RESULTS: HO-1 protected livers from I/R injury, as evidenced by diminished liver enzymes and well-preserved tissue architecture. In comparison with ZnPP livers 6 h after surgery, CoPP treatment livers showed a significant increase inflammatory cell infiltration of lymphocytes, plasma cells, neutrophils and macrophages. The Toll-like receptor (TLR)-4 and TANK binding kinase 1 protein levels of rats treated with CoPP significantly reduced in TRIF-immunoprecipitated complex, as compared with ZnPP treatment. In addition, pretreatment with CoPP reduced the expression levels of TLR2, TLR4, IL-1R-associated kinase (IRAK)-1 and tumor necrosis factor receptor-associated factor 6 in MyD88-immunoprecipitated complex. The inflammatory cytokines and chemokines mRNA expression rapidly decreased in CoPP-pretreated liver, compared with the ZnPP-treated group. However, the expression of negative regulators Toll-interacting protein, suppressor of cytokine signaling-1, IRAK-M and Src homology 2 domain-containing inositol-5-phosphatase-1 in CoPP treatment rats were markedly up-regulated as compared with ZnPP-treated rats.

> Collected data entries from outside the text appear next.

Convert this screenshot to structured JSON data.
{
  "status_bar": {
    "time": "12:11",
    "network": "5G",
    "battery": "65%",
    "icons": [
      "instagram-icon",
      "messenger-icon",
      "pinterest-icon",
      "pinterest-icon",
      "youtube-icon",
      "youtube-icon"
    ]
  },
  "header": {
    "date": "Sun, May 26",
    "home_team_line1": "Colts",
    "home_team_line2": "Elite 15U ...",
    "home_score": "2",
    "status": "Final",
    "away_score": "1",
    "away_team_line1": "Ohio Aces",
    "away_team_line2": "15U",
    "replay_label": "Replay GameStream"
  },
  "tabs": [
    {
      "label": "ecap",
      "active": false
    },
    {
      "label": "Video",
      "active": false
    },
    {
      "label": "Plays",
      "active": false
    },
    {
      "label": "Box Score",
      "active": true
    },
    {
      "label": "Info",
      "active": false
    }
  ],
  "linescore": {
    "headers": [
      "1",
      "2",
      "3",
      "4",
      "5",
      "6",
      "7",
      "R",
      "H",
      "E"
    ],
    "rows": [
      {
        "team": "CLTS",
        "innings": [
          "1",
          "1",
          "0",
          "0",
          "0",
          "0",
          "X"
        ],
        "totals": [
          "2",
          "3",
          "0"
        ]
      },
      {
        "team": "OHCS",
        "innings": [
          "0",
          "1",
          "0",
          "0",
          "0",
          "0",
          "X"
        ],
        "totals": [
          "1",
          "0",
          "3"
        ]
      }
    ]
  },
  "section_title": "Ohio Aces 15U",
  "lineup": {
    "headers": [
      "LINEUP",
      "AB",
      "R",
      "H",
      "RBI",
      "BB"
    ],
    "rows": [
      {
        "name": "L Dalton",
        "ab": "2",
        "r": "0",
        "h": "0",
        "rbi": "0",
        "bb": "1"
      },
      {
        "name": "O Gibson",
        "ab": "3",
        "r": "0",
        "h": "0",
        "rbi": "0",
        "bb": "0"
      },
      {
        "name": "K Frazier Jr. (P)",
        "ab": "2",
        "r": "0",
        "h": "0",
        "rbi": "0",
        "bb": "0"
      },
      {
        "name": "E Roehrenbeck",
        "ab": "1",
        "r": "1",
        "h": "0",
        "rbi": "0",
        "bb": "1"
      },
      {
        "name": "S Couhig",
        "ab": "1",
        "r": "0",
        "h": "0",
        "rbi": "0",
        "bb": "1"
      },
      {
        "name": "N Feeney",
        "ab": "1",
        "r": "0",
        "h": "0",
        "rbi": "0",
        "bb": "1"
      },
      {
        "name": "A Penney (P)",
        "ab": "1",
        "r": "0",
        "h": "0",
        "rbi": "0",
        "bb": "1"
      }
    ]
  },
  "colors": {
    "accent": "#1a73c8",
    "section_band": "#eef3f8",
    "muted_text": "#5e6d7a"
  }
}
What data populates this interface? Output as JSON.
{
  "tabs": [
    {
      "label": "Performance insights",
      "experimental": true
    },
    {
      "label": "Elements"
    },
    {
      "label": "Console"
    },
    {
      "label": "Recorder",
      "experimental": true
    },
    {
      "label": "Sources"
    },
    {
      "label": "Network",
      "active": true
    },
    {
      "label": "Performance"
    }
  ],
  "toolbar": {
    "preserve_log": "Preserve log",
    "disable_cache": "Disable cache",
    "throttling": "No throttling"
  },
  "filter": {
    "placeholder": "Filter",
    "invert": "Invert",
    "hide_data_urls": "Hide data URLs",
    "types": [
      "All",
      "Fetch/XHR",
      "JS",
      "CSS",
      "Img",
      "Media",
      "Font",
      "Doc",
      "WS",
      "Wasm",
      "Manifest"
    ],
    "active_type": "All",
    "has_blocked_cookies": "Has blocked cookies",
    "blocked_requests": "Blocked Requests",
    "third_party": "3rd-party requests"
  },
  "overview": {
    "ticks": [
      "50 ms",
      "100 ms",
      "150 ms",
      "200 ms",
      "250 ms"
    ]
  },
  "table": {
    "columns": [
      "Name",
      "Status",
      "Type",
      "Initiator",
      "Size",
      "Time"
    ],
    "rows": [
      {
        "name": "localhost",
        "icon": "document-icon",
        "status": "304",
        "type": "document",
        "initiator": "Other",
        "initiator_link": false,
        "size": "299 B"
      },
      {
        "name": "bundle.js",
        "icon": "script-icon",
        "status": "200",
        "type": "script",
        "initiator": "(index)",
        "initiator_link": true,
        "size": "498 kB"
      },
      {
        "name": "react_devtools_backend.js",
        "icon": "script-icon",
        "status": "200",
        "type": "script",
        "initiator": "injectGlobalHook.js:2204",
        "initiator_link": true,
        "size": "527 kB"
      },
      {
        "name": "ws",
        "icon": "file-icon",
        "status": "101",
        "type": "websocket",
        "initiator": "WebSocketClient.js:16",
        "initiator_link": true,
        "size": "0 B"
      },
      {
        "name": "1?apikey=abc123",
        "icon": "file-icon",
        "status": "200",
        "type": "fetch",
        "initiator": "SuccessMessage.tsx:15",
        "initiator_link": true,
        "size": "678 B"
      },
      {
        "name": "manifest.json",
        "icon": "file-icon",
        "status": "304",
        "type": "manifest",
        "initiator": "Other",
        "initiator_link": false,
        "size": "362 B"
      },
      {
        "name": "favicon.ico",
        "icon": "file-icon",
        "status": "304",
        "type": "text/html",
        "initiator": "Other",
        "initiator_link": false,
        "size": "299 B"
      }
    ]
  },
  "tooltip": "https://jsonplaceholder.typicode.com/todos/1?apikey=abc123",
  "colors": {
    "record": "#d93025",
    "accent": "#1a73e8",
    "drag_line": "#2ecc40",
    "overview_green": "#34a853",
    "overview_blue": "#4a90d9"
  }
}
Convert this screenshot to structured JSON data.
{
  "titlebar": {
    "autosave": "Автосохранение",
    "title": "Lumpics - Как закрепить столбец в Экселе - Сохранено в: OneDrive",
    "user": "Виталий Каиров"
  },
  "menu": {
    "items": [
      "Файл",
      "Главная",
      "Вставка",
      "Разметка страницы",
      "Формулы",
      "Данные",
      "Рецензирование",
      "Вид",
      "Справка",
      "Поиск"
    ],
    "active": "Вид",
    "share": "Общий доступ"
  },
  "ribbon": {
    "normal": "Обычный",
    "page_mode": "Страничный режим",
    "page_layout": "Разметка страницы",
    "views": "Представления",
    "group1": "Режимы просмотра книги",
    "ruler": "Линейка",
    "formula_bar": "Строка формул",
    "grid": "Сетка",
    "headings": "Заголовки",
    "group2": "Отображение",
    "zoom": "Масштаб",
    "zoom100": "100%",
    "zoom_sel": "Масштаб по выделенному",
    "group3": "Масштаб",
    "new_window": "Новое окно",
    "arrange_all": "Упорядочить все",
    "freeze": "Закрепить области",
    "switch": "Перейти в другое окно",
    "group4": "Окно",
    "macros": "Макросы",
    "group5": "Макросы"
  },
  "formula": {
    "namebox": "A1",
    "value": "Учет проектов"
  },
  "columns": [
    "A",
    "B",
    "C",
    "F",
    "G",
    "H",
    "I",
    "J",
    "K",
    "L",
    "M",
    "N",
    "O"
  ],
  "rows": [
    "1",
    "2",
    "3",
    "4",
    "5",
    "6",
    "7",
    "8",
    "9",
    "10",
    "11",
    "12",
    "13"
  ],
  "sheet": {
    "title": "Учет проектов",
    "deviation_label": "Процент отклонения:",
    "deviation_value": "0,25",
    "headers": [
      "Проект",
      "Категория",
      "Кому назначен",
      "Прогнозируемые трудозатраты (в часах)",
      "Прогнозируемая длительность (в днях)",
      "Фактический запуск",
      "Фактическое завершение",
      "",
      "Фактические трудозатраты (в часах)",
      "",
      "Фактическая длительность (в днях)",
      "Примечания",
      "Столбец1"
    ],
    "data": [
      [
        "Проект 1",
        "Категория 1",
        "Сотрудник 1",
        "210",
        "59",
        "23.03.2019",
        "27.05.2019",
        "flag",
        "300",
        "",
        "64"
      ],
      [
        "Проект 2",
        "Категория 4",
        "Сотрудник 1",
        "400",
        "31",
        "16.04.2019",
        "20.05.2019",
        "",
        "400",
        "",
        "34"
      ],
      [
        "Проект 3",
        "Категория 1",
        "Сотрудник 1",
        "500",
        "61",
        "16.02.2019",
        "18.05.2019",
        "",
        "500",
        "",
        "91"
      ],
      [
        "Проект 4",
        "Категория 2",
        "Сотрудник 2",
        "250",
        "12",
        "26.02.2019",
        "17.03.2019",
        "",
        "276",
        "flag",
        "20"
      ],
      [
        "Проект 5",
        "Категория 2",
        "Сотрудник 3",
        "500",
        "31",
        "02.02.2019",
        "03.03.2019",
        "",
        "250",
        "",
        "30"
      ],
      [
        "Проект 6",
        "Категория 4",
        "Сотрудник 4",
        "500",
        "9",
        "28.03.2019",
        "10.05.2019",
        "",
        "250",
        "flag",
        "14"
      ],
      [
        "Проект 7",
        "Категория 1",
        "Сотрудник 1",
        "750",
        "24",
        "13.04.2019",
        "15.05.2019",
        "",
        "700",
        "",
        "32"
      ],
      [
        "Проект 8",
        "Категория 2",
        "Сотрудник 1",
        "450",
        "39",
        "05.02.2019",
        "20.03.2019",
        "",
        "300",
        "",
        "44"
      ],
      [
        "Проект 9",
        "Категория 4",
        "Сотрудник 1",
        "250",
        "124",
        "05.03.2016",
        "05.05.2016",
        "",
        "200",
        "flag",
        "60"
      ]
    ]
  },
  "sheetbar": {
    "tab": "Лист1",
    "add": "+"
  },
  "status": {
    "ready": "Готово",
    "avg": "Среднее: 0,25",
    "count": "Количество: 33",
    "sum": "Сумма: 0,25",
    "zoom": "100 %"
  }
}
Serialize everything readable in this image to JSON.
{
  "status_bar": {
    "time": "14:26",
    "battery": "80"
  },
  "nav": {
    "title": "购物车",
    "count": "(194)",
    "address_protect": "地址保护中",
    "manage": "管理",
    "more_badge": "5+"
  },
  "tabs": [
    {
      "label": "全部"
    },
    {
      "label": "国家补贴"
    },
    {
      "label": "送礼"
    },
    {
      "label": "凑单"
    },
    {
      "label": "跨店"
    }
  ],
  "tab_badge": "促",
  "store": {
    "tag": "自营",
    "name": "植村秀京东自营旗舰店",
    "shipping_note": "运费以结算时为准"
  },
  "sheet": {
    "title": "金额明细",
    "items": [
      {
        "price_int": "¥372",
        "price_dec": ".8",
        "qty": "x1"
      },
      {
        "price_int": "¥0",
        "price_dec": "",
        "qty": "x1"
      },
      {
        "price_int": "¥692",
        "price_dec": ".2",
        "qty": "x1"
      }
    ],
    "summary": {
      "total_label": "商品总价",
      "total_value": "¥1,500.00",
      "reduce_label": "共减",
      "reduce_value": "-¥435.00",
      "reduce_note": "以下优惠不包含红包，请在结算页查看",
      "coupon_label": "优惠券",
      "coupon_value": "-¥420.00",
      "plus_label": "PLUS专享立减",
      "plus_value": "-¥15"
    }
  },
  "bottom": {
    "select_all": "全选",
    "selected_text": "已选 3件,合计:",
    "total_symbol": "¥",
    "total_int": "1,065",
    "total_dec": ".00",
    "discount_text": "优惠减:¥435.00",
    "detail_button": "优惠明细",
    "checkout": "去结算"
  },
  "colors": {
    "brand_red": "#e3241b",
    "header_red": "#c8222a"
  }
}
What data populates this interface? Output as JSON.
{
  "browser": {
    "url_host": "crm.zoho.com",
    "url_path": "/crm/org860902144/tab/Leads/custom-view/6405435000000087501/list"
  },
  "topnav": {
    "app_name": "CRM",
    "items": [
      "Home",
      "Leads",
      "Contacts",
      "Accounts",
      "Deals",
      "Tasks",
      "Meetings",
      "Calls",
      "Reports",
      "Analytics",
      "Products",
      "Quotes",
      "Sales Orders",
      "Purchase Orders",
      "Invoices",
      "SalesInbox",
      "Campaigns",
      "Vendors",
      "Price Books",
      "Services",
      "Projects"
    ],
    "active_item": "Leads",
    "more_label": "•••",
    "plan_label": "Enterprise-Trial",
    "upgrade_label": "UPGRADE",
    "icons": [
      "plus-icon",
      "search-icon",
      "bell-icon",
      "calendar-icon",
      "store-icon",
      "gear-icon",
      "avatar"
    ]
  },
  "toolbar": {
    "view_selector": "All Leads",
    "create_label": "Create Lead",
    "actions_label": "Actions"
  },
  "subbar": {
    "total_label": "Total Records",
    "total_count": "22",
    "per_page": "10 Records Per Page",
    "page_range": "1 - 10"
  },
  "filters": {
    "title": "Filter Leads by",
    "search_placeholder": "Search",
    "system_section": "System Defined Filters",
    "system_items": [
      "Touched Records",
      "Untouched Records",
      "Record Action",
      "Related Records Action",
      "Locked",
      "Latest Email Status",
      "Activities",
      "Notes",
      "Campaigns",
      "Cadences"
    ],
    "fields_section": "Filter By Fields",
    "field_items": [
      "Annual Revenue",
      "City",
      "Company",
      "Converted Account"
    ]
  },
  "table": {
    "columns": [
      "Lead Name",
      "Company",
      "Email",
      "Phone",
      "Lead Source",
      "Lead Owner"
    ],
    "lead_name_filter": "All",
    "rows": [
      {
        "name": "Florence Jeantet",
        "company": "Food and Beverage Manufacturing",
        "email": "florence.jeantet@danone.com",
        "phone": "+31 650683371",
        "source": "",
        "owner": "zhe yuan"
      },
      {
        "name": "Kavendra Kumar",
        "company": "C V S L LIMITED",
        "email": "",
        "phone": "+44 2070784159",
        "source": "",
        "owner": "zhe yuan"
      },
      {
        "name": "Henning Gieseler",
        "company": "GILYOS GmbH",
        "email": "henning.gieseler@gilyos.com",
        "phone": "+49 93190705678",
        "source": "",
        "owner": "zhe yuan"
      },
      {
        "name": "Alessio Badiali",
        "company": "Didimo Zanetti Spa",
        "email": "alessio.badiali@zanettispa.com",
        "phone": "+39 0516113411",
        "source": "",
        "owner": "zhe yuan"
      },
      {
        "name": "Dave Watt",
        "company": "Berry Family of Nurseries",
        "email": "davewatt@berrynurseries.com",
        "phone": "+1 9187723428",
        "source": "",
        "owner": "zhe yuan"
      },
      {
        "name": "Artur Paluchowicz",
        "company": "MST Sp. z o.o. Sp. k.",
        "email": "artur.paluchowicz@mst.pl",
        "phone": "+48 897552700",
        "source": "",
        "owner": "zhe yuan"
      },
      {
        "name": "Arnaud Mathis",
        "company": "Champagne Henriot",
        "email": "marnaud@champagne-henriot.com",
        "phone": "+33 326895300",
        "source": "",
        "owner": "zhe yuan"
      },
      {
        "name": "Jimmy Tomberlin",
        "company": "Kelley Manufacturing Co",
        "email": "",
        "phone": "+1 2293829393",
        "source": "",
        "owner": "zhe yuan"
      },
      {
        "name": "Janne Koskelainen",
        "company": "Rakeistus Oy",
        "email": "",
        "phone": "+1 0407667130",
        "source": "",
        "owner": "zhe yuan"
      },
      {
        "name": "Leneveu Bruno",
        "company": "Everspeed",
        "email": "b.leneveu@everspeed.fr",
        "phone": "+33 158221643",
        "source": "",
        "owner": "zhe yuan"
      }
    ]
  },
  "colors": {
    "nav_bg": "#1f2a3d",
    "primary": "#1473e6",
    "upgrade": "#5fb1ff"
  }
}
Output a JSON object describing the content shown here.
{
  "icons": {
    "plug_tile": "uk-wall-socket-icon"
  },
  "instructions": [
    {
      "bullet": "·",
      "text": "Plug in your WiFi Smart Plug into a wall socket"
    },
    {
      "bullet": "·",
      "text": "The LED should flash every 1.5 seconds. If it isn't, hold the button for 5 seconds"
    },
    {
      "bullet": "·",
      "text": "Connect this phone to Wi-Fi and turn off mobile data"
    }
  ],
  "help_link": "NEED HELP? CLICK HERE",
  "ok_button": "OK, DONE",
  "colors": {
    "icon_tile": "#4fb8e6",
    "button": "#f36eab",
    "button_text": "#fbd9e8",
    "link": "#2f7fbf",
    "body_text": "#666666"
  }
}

CONCLUSION: HO-1 protects liver against I/R injury by inhibiting TLR2/TLR4-triggered MyD88- and TRIF-dependent signaling pathways and increasing expression of negative regulators of TLR signaling in rats.
Core tip: Heme oxygenase (HO)-1, a rate-limiting enzyme in heme degradation, has been shown to provide cytoprotection in various tissue and organ injury models. There is evidence suggesting that augmented Toll-like receptor (TLR) reactivity contributes to the development of heightened systemic inflammation following severe liver injury. In this study, by inducing the expression of HO-1 in a rat liver ischemia/reperfusion injury model, we demonstrated that HO-1 suppresses activation of the TLR2/TLR4-triggered myeloid differentiation factor 88 dependent pathway and promotes expression of negative regulators of TLR signaling.